A decade or two ago, North Carolina was known for few things: tobacco farming, furniture building, and the first flight of the Wright brothers. Most of all, North Carolina held a reputation as the training ground for astounding basketball players, including Grant Hill, Michael Jordan, David Thompson, and many others. The cognoscenti, however, imagined a new status for the state. Even as early as the mid-20th century, teams of academic scientists, government officials, and industry leaders were working on a new transition, in which science and technology would drive North Carolina's economy.
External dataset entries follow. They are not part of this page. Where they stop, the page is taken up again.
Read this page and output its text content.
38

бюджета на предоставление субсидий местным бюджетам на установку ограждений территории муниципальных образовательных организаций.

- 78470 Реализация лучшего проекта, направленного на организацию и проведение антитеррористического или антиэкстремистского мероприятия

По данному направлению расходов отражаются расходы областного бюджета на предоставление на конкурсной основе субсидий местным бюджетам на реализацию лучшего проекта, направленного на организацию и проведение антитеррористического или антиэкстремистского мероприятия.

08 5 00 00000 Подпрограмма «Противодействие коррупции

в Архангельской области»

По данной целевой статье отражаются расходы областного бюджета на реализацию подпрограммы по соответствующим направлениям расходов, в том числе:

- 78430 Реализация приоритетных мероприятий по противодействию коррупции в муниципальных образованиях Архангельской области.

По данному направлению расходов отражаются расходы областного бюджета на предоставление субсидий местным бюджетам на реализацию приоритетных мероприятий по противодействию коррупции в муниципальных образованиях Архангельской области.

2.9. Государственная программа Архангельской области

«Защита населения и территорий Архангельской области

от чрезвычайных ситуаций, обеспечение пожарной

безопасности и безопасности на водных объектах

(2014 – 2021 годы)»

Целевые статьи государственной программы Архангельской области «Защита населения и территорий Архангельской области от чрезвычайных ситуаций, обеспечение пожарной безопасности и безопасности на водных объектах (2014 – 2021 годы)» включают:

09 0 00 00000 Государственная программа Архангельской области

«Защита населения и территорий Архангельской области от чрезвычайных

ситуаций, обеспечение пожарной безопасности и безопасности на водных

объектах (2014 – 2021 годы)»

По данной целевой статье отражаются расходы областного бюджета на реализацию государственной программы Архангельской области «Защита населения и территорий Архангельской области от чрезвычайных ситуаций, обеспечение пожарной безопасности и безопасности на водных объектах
Forward-thinking leaders in North Carolina's government helped drive this biotech transition, as described in a series of articles starting here. In September 1956, the Research Triangle Committee started a process that turned forest into future biotech success. With the strong support of three governors and a wide range of industry leaders, today's Research Triangle Park houses more than 100 research and development organizations. Moreover, the success of one research park spawned others, including Centennial Campus in Raleigh, the North Carolina Research Campus in Kannapolis, the Piedmont Triad Research Park in Winston-Salem, and University Research Park in Charlotte.

North Carolina is leveraging teamwork to build an even broader and larger biotech community. A collection of articles starting here reveals the state's strong academic and industrial groups. And Pharma and Biotech are busy spinning off ideas and companies, many of them benefiting from the increasing interest that the state attracts from venture capitalists.

North Carolina offers natural opportunities for technology. The mountains provide flora and fauna with potential therapeutic benefits. The coast puts North Carolina's scientists in a position to explore the sea for disease-fighting compounds. Today, nearly every corner of the state pursues biotechnology in some way.

Each of those corners also benefits from a virtual circle of success. Features of North Carolina set off the initial biotech explosion, and it has fed back to further improve the state's biotech resources, which drives even more opportunities down the road. As described in several articles starting here, biotechnology is turning some economically troubled towns in North Carolina into industrial communities. The state's voracious appetite for biotech-trained employees is also prompting an education system that offers a strong focus on science from grade to graduate school. Moreover, many of the successful biotech companies also give back to the state, both by contributing money to social causes and encouraging employees to volunteer, from making time to teach to helping out at a soup kitchen.

Today, North Carolina can truly call itself a state of science, thanks to so many people and groups working together. Likewise, this supplement grew from a wide range of collaborations, including the support of Talecris Biotherapeutics.